Le marché des mobiles est désormais un marché mature, avec 53 millions d'abonnés. Or il est frappant de constater la très faible part des nouveaux entrants, les opérateurs virtuels, les MVNO, ou Mobile virtual network operator, alors même qu'ils sont reconnus et demandés par les consommateurs. Ainsi, alors qu'ils occupent 28 % du marché des nouveaux contrats, ils ne représentent que 4 % sur l'ensemble du parc.
En réalité, les consommateurs actuels sont souvent tenus par des durées minimales d'engagement, de sorte que la concurrence joue de manière trop épisodique, une fois tous les deux ans.
Des améliorations ont été apportées par l'Assemblée nationale en matière de protection des consommateurs, pour fluidifier le marché. Elles représentent une avancée importante, quoique insuffisante, je ne vous le cache pas, pour le Gouvernement, qui aurait souhaité aller plus loin en la matière.
J'ai cru comprendre que la commission avait déposé des propositions à cet égard. J'indique, par avance, que le Gouvernement ne pourra qu'y être favorable.
M. Pierre Hérisson, vice-président de la commission des affaires économiques. Très bien !
M. Luc Chatel, secrétaire d'État. En effet, j'ai la conviction qu'il faut fluidifier encore le marché, donner la possibilité au consommateur de changer plus facilement d'opérateur et faire jouer davantage la concurrence.
Vous le constatez, mesdames, messieurs les sénateurs, le présent projet de loi est important à plus d'un titre.
Il intervient au moment où le pouvoir d'achat est au coeur des préoccupations de nos concitoyens, s'agissant de leurs dépenses incontournables, à savoir les produits alimentaires ou de grande consommation, notamment.
Il s'efforce d'apporter une réponse dans les domaines de la grande distribution, de la banque, de la téléphonie et d'internet, en offrant au consommateur plus de transparence et en lui permettant de faire jouer davantage la concurrence à son profit, afin d'améliorer son pouvoir d'achat.
Telles sont, mesdames, messieurs les sénateurs, les informations dont je souhaitais vous faire part au début de nos débats. (Applaudissements sur les travées de l'UMP.)

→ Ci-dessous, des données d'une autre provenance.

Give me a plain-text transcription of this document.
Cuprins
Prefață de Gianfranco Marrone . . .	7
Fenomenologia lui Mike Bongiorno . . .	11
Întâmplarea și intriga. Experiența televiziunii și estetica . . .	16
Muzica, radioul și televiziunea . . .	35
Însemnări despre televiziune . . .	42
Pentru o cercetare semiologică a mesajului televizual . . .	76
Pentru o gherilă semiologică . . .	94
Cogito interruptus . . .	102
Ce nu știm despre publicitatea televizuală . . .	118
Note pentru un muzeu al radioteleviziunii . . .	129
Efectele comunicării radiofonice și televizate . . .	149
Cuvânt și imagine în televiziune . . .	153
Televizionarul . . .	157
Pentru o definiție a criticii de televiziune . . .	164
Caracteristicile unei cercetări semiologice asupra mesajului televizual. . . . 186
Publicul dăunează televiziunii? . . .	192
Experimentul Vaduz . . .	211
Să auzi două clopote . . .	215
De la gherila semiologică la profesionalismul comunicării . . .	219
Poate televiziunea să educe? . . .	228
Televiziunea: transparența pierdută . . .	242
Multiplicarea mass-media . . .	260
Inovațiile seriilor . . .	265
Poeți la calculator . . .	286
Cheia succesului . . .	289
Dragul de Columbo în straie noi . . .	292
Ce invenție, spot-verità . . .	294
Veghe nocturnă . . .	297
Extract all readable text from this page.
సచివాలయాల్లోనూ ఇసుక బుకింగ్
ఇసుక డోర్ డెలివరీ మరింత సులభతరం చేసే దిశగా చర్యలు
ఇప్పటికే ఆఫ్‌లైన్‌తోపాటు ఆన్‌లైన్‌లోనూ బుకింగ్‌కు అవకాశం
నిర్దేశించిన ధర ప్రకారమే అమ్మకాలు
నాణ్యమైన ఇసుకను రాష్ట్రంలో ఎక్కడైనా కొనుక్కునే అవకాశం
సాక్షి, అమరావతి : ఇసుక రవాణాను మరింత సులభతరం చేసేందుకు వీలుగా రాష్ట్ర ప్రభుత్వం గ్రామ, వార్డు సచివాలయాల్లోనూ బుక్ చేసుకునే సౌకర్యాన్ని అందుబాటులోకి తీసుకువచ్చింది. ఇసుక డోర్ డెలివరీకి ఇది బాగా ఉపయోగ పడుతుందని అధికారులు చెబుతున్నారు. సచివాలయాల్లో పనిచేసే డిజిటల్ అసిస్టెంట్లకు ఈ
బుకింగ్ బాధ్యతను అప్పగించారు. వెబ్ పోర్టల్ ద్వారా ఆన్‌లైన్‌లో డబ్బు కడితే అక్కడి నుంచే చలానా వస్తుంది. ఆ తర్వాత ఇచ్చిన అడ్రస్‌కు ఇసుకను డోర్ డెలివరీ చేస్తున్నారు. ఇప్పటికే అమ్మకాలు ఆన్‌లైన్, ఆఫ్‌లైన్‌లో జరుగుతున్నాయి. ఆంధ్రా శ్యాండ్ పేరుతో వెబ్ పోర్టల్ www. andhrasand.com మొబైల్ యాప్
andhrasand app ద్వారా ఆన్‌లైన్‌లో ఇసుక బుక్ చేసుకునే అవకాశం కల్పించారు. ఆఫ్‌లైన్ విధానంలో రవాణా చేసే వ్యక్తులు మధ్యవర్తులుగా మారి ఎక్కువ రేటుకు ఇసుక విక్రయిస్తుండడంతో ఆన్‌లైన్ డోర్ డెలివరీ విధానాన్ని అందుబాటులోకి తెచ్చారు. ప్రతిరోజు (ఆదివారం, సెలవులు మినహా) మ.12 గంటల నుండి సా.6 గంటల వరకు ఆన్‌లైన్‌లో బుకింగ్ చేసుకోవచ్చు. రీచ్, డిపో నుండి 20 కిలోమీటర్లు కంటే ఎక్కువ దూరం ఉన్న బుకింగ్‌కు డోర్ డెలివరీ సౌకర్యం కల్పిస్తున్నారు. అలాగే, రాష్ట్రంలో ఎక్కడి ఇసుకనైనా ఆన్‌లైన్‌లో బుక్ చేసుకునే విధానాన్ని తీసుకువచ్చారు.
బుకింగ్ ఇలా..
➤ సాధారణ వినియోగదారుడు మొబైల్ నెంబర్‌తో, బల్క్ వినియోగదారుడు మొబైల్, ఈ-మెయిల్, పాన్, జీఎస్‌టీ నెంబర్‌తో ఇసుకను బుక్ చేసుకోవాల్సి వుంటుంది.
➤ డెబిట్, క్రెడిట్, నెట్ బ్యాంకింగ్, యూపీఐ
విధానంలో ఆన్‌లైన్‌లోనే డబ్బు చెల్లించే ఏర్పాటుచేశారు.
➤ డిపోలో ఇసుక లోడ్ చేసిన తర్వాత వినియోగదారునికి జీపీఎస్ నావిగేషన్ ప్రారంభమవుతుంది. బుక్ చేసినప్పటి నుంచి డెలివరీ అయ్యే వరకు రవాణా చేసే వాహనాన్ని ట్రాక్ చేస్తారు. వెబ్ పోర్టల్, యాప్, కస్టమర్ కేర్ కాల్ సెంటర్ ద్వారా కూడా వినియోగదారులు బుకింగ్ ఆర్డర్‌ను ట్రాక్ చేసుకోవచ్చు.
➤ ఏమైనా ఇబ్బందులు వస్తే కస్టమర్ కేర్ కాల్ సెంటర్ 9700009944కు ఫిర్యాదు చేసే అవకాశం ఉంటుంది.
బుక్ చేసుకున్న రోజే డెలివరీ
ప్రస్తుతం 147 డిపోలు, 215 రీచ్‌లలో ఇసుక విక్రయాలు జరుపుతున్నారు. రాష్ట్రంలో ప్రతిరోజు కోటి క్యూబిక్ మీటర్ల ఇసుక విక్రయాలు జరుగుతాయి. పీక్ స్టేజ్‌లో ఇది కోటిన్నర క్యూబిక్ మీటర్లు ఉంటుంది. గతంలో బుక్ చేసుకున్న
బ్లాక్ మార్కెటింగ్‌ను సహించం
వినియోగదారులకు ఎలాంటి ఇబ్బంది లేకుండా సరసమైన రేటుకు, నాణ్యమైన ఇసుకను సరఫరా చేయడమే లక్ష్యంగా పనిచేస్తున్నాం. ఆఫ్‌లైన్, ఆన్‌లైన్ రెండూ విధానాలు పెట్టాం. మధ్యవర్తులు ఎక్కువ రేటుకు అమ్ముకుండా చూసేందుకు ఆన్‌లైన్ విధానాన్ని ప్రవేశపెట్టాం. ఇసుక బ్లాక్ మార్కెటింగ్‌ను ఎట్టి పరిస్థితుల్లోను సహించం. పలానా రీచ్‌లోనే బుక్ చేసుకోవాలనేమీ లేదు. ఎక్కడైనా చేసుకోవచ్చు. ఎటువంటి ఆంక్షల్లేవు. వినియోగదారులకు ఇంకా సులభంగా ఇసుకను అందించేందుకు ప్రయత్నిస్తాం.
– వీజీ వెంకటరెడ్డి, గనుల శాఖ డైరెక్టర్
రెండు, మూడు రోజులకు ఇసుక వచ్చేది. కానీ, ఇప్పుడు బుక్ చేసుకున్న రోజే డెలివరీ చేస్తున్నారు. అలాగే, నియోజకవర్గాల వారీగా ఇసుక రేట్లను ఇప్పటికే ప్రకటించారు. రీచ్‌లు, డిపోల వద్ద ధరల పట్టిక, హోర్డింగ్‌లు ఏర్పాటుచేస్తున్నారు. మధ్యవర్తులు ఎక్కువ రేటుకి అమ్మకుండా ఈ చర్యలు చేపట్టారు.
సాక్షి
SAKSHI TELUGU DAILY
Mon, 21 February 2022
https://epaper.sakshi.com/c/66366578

M. le président. La parole est à M. le rapporteur.
M. Gérard Cornu, rapporteur de la commission des affaires économiques. Monsieur le président, monsieur le secrétaire d'État, mes chers collègues, comportant treize articles à l'origine, le projet de loi que nous sommes appelés à examiner en contient désormais trente et un. Les débats à l'Assemblée nationale ont donc été fructueux. Mais ils ont aussi été longs, plus longs que prévu, et le texte a finalement été adopté voilà tout juste deux semaines par les députés.
C'est pourquoi l'initiative prise par M. Jean-Paul Emorine, président de la commission des affaires économiques, avec l'approbation du bureau de cette dernière, de constituer un petit groupe de travail pour procéder à des auditions bien avant le dépôt du texte au Sénat a été très opportune. Elle a en effet permis de mener un véritable travail de réflexion qu'il aurait été impossible de réaliser autrement. Je crois aussi que la méthode s'est révélée très profitable pour ses sept membres de ce groupe de travail, qui ont pu entendre une trentaine de personnalités. Aussi, je tenais à remercier publiquement M. Emorine, en espérant que cette organisation pourra utilement être renouvelée.
L'accroissement du volume de ce projet de loi prouve qu'il ne constitue pas une « réformette » ; vous l'avez d'ailleurs démontré tout à l'heure, monsieur le secrétaire d'État.
J'insiste sur ce point, car nous n'aurions jamais imaginé, lors de l'examen de la loi Dutreil - vous en étiez alors le rapporteur à l'Assemblée nationale, comme je l'étais moi-même au Sénat - que, deux ans après le vote de ce texte, nous pourrions aller vers l'instauration du « triple net ». (M. le secrétaire d'État fait un signe d'assentiment.)
Les trois principales sections de ce texte visent respectivement à réformer la loi Galland, le secteur des communications électroniques, ainsi que divers autres domaines pour la dernière.
Il s'agit, pour l'essentiel, de renforcer la concurrence dans ces différents champs de l'activité économique afin de favoriser la baisse des prix et l'augmentation corrélative du pouvoir d'achat des Français.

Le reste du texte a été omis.